For the most common type of stroke, caused by a blood clot blocking flow to part of the brain, clot-dissolving medication can be given within 4.5 hours of symptom onset. Updated 2026 guidelines from the American Heart Association now allow treatment in select patients up to 9 hours, and in some cases up to 24 hours, when brain imaging shows tissue that can still be saved. But outcomes are dramatically better the earlier treatment begins. Hospitals aim to get patients from the front door to a CT scan and into treatment in under 30 minutes.

None of those treatment windows matter if nobody recognizes the stroke in the first place. That’s why checking at home, at work, or on the street is so valuable.

Symptoms That Don’t Fit the Typical Pattern

Not every stroke looks like the textbook version. Women in particular tend to present with less obvious symptoms. Research comparing men and women during acute stroke found that women more commonly experienced generalized weakness (not isolated to one side), sudden confusion or disorientation, fatigue, nausea, and changes in mental status.
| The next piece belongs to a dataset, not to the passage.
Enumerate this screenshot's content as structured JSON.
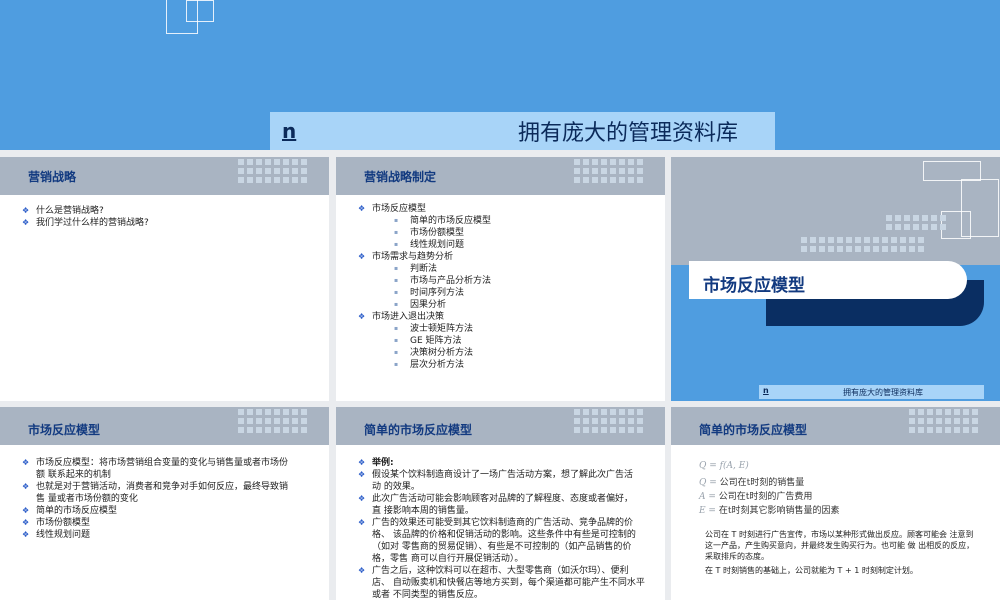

Men, by contrast, more often reported the classic one-sided sensory changes.

These diffuse symptoms can look like a bad migraine, a panic attack, or simple exhaustion. Women in these studies were also more likely to report headache, face pain, chest pain, or just “feeling odd.” The danger is that these symptoms get dismissed, both by the person experiencing them and by those around them. If multiple unusual symptoms appear suddenly and at the same time, treat the situation as a possible stroke even if no face drooping or arm weakness is present.

How to Tell a Mini-Stroke From a Full Stroke

A transient ischemic attack, commonly called a mini-stroke or TIA, produces the exact same symptoms as a full stroke but resolves on its own, usually within an hour and always within 24 hours. The critical point: there is no way to tell the difference while it’s happening. A TIA that resolves after five minutes looked identical to a major stroke during those five minutes.
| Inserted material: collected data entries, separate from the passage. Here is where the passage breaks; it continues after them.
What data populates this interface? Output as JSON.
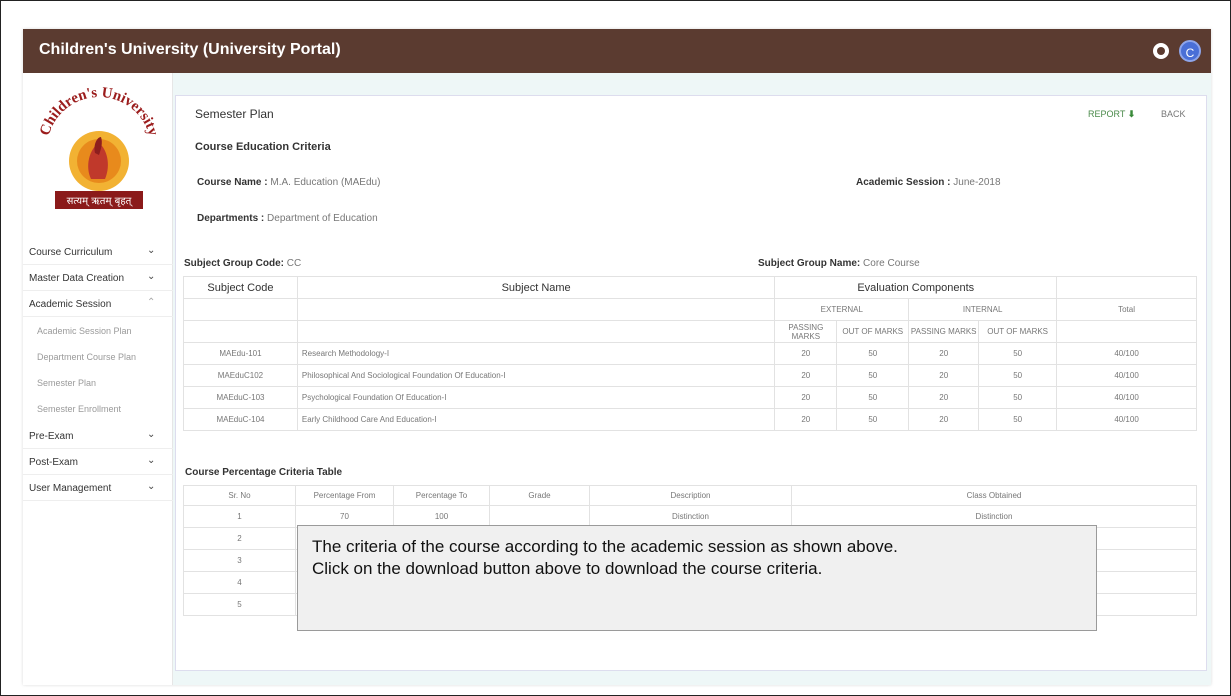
{
  "header": {
    "title": "Children's University (University Portal)",
    "avatar_initial": "C"
  },
  "logo": {
    "text_top": "Children's University",
    "text_bottom": "सत्यम् ऋतम् बृहत्"
  },
  "sidebar": {
    "items": [
      {
        "label": "Course Curriculum",
        "chev": "⌄"
      },
      {
        "label": "Master Data Creation",
        "chev": "⌄"
      },
      {
        "label": "Academic Session",
        "chev": "⌃"
      },
      {
        "label": "Pre-Exam",
        "chev": "⌄"
      },
      {
        "label": "Post-Exam",
        "chev": "⌄"
      },
      {
        "label": "User Management",
        "chev": "⌄"
      }
    ],
    "sub_items": [
      {
        "label": "Academic Session Plan"
      },
      {
        "label": "Department Course Plan"
      },
      {
        "label": "Semester Plan"
      },
      {
        "label": "Semester Enrollment"
      }
    ]
  },
  "page": {
    "title": "Semester Plan",
    "report_label": "REPORT",
    "back_label": "BACK",
    "section_title": "Course Education Criteria",
    "course_name_label": "Course Name :",
    "course_name_value": "M.A. Education (MAEdu)",
    "academic_session_label": "Academic Session :",
    "academic_session_value": "June-2018",
    "departments_label": "Departments :",
    "departments_value": "Department of Education",
    "subject_group_code_label": "Subject Group Code:",
    "subject_group_code_value": "CC",
    "subject_group_name_label": "Subject Group Name:",
    "subject_group_name_value": "Core Course"
  },
  "subject_table": {
    "headers": {
      "code": "Subject Code",
      "name": "Subject Name",
      "eval": "Evaluation Components",
      "external": "EXTERNAL",
      "internal": "INTERNAL",
      "total": "Total",
      "ext_pass": "PASSING MARKS",
      "ext_out": "OUT OF MARKS",
      "int_pass": "PASSING MARKS",
      "int_out": "OUT OF MARKS"
    },
    "rows": [
      {
        "code": "MAEdu-101",
        "name": "Research Methodology-I",
        "ext_pass": "20",
        "ext_out": "50",
        "int_pass": "20",
        "int_out": "50",
        "total": "40/100"
      },
      {
        "code": "MAEduC102",
        "name": "Philosophical And Sociological Foundation Of Education-I",
        "ext_pass": "20",
        "ext_out": "50",
        "int_pass": "20",
        "int_out": "50",
        "total": "40/100"
      },
      {
        "code": "MAEduC-103",
        "name": "Psychological Foundation Of Education-I",
        "ext_pass": "20",
        "ext_out": "50",
        "int_pass": "20",
        "int_out": "50",
        "total": "40/100"
      },
      {
        "code": "MAEduC-104",
        "name": "Early Childhood Care And Education-I",
        "ext_pass": "20",
        "ext_out": "50",
        "int_pass": "20",
        "int_out": "50",
        "total": "40/100"
      }
    ]
  },
  "percentage_table": {
    "title": "Course Percentage Criteria Table",
    "headers": {
      "sr": "Sr. No",
      "from": "Percentage From",
      "to": "Percentage To",
      "grade": "Grade",
      "description": "Description",
      "class": "Class Obtained"
    },
    "rows": [
      {
        "sr": "1",
        "from": "70",
        "to": "100",
        "grade": "",
        "description": "Distinction",
        "class": "Distinction"
      },
      {
        "sr": "2",
        "from": "",
        "to": "",
        "grade": "",
        "description": "",
        "class": ""
      },
      {
        "sr": "3",
        "from": "",
        "to": "",
        "grade": "",
        "description": "",
        "class": ""
      },
      {
        "sr": "4",
        "from": "",
        "to": "",
        "grade": "",
        "description": "",
        "class": ""
      },
      {
        "sr": "5",
        "from": "",
        "to": "",
        "grade": "",
        "description": "",
        "class": ""
      }
    ]
  },
  "tooltip": {
    "line1": "The criteria of the course according to the academic session as shown above.",
    "line2": "Click on the download button above to download the course criteria."
  },
  "colors": {
    "topbar": "#5b3b30",
    "content_bg": "#eef7f7",
    "avatar": "#4a6fd6",
    "report_green": "#4a8a4a"
  }
}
People sometimes feel relieved when symptoms pass and decide not to seek care. This is a mistake. A TIA is a direct warning that the conditions for a full stroke are present. Roughly 10 to 15 percent of people who have a TIA will have a full stroke within the following three months, with the highest risk in the first 48 hours. If you experience stroke-like symptoms that go away, you still need emergency evaluation.

What Happens at the Hospital

Once you arrive, the priority is a brain scan, typically a CT scan, to determine whether the stroke is caused by a clot (ischemic) or by bleeding (hemorrhagic). This distinction changes the treatment entirely. Many hospitals now take suspected stroke patients directly to the imaging suite, bypassing the standard waiting room triage process.
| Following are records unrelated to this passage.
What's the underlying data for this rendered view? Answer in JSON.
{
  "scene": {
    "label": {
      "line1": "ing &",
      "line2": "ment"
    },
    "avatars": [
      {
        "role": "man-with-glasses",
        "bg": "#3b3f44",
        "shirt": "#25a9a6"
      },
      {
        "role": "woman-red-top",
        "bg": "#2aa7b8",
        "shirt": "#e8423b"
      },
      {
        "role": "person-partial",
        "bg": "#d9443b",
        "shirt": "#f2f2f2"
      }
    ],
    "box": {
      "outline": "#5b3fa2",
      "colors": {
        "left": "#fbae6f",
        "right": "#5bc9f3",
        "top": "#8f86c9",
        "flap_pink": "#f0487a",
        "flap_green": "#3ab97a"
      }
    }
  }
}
If the scan shows a clot, you may receive clot-dissolving medication through an IV. For large clots, a procedure to physically remove the blockage may follow. If the scan shows bleeding, surgery may be needed to relieve pressure. In both cases, the information you provide about when symptoms started directly shapes what doctors can offer. If you woke up with symptoms and don’t know exactly when they began, tell the team what time you went to sleep and what time you woke up. Advanced imaging can sometimes estimate how long the stroke has been progressing, which can still open treatment options.

Quick Reference: When to Act

Call 911 if you notice any of the following appearing suddenly:

  • One-sided weakness in the face, arm, or leg
  • Confusion or trouble understanding simple sentences
  • Speech changes including slurring, garbled words, or inability to speak
  • Vision problems in one or both eyes, including double vision or sudden blindness
  • Loss of balance or coordination with no clear cause
  • Severe headache with no known cause, especially combined with any symptom above
  • Sudden generalized weakness, nausea, or disorientation particularly in women

Do not drive yourself to the hospital. Paramedics can begin assessment in the ambulance and alert the stroke team before arrival, which shaves critical minutes off the treatment timeline. Every minute saved is roughly 1.9 million neurons preserved.